November 9, fall of the Berlin Wall. The symbolic fall of the Iron Curtain.
CZ/SK
• January 15-21, Palach Week, a series of public events and demonstrations to commemorate the 20th anniversary of Jan Palach self-immolation in protest against the occupation of Czechoslovakia on August 21, 1968 and normalization, brutally suppressed by the regime.
• November 17, beginning of the Velvet Revolution (termed Gentle Revolution in Slovakia after dissolution of Czechoslovakia in 1993). It ended in December 29 with the election of Václav Havel as the first democratically elected President in post-Yalta countries of Central Europe after World War II.
For detailed chronology see: Glossary of Terms.
H
• March, Hungarian Round Table Talks were established. Its aim was to provide a platform for discussion among the opposition groups and create a space for negotiations with the official authorities.
• May 8-9, János Kádár was dispensed from all of his functions. End of Kádár era.
• June 16, Reburial of Imre Nagy and his fellow martyrs. The bier was set up at Hősök tere / Heroes’ Square and the funeral took place at the Rákoskeresztúr cemetery.
• August 19, Pan-European Picnic, a peace demonstration on the Hungarian side of the Hungarian-Austrian border. The event, during which the Austrian-Hungarian border got open and several thousands East Germans fled to West Germany through Hungary and Austria, caused a chain reaction that eventually led to the demolition of the Berlin Wall. Hungary permanently opened its border with Austria at midnight on September 10.
• October 23, events commemorating the anniversary of the 1956 Hungarian Revolution become the beginning of peaceful pro-democratic changes in Hungary. Mátyás Szűrös announced the Republic of Hungary from the balcony of the Parliament.
The Nineties
• May, first free parliamentary elections in Hungary.

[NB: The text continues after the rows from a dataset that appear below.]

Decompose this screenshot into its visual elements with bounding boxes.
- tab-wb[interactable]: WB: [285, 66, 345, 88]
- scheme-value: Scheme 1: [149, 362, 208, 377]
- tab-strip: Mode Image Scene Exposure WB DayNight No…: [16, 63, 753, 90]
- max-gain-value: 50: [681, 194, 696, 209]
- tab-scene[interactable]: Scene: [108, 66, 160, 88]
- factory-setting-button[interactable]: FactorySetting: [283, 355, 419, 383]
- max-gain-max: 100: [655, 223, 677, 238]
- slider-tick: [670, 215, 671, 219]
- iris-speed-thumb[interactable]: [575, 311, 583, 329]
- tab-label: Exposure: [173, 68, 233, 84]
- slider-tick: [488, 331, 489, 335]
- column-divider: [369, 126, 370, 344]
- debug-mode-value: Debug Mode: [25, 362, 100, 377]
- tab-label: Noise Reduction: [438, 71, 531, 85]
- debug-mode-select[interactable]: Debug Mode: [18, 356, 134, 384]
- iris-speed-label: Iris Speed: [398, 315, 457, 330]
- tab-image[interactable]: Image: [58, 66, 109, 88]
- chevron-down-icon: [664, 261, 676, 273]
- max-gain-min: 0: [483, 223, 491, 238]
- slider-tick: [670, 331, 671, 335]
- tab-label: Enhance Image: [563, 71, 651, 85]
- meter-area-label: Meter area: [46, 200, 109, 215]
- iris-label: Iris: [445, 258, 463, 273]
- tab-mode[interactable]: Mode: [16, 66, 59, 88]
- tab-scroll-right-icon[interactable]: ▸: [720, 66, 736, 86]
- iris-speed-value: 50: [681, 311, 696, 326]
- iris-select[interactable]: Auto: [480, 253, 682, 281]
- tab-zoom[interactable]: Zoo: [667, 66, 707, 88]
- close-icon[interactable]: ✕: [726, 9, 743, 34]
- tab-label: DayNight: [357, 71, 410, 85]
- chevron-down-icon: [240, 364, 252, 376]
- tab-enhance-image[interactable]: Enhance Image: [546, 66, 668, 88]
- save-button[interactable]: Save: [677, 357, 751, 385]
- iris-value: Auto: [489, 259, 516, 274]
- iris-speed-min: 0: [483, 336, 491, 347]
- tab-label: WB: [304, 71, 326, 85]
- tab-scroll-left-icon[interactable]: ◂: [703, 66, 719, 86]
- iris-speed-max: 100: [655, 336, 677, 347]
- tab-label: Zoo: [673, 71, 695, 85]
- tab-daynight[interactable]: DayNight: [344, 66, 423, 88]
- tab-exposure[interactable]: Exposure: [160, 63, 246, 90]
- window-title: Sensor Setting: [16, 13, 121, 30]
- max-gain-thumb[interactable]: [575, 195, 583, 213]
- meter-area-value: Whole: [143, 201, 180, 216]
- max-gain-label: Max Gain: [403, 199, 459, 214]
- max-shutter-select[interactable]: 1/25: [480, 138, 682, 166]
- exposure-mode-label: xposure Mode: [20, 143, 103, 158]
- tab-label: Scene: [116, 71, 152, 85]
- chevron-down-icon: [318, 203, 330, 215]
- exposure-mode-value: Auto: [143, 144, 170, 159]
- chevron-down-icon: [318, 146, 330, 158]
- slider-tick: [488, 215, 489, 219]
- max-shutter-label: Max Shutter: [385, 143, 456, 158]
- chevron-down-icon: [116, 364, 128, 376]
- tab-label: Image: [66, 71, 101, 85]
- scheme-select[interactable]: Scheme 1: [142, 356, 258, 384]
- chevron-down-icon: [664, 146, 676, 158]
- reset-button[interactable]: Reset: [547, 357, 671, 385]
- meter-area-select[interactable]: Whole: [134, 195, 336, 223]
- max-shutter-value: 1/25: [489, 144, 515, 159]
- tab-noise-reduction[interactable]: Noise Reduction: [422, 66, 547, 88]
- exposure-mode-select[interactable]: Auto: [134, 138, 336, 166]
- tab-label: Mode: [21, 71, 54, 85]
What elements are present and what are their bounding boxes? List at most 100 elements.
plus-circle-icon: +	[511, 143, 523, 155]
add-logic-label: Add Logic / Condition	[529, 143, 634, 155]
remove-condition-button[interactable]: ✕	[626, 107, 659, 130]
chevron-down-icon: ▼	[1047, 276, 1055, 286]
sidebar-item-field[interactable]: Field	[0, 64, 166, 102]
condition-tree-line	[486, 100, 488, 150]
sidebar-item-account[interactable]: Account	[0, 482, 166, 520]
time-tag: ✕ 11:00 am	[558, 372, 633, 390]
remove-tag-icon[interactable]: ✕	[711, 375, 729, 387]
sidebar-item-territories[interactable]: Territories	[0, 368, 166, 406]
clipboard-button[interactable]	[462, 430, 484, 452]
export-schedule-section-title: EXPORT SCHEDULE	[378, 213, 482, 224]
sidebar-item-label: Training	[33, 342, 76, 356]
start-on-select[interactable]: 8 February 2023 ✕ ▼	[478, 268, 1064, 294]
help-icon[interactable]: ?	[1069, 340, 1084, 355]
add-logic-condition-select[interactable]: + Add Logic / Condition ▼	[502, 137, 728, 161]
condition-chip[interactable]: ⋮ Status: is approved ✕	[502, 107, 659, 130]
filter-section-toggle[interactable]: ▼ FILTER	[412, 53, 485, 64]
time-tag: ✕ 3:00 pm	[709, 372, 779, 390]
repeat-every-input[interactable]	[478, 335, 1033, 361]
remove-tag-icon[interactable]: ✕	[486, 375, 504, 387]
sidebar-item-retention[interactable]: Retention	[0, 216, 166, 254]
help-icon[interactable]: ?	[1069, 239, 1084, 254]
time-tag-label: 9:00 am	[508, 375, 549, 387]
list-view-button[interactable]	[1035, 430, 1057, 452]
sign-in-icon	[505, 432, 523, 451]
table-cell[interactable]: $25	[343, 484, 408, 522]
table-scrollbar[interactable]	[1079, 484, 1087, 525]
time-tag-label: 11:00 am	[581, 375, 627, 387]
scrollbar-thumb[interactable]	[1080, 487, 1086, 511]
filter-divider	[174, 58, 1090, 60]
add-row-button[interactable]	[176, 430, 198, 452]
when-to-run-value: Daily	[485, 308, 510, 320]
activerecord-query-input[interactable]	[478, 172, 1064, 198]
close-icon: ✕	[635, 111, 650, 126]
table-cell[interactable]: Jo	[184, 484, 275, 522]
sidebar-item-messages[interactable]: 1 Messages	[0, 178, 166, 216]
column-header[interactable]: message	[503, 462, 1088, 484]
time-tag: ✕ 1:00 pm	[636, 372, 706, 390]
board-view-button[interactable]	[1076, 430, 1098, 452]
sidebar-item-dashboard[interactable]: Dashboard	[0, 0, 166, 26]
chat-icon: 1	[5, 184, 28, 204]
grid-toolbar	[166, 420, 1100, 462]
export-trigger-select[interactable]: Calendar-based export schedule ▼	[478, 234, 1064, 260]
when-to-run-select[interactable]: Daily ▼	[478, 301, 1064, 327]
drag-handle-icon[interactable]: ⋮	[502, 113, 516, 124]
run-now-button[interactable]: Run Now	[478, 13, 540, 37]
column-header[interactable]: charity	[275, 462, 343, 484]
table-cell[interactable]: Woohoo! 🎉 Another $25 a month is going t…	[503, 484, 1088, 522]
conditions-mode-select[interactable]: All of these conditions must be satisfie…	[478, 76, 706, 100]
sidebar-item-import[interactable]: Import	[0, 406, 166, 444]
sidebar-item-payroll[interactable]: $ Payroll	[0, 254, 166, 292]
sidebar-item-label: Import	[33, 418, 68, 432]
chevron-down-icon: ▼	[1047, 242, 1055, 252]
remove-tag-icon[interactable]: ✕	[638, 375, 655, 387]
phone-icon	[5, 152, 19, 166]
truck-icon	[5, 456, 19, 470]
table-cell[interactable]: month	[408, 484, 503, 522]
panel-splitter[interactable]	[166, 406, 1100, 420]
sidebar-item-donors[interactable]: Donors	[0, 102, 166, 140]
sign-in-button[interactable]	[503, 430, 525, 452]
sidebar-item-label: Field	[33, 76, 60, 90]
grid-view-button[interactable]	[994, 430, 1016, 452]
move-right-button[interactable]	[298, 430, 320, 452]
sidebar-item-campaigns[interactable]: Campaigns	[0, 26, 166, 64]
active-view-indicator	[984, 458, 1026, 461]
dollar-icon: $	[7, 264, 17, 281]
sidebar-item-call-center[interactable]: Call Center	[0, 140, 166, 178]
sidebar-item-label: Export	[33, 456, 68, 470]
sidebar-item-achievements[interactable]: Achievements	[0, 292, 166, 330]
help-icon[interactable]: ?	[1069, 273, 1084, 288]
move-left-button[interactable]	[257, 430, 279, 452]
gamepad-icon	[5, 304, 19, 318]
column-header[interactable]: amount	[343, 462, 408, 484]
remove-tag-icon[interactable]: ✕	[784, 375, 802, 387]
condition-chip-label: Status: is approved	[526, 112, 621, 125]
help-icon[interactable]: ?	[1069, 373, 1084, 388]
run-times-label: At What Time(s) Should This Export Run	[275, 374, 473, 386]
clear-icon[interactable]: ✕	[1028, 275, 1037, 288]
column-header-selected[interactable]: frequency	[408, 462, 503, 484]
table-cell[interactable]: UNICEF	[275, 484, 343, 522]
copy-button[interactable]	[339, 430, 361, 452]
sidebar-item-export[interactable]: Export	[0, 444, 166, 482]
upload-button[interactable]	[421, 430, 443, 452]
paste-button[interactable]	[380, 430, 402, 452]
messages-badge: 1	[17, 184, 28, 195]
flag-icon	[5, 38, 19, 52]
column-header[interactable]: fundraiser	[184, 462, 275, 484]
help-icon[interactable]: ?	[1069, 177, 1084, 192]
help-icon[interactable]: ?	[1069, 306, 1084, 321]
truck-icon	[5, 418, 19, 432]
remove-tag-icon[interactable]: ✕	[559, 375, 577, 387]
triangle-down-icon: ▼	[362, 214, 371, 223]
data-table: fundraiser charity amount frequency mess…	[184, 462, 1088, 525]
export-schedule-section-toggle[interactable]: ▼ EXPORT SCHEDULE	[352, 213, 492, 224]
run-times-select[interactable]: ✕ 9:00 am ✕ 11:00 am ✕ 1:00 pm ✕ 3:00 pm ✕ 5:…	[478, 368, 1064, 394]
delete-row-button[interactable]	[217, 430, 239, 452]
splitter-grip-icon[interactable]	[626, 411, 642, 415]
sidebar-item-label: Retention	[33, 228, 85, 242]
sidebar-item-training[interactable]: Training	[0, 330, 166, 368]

József Antall became the Prime Minister.
• August 4, Árpád Göncz was elected by the National Assembly the President of the Republic of Hungary, until 2000.
PL
December 9, Lech Wałęsa became the first democratically elected President in post-World War II Poland, until 1995.
January 1, dissolution of the Czechoslovak Federative Republic into the independent Czech Republic and Slovak Republic.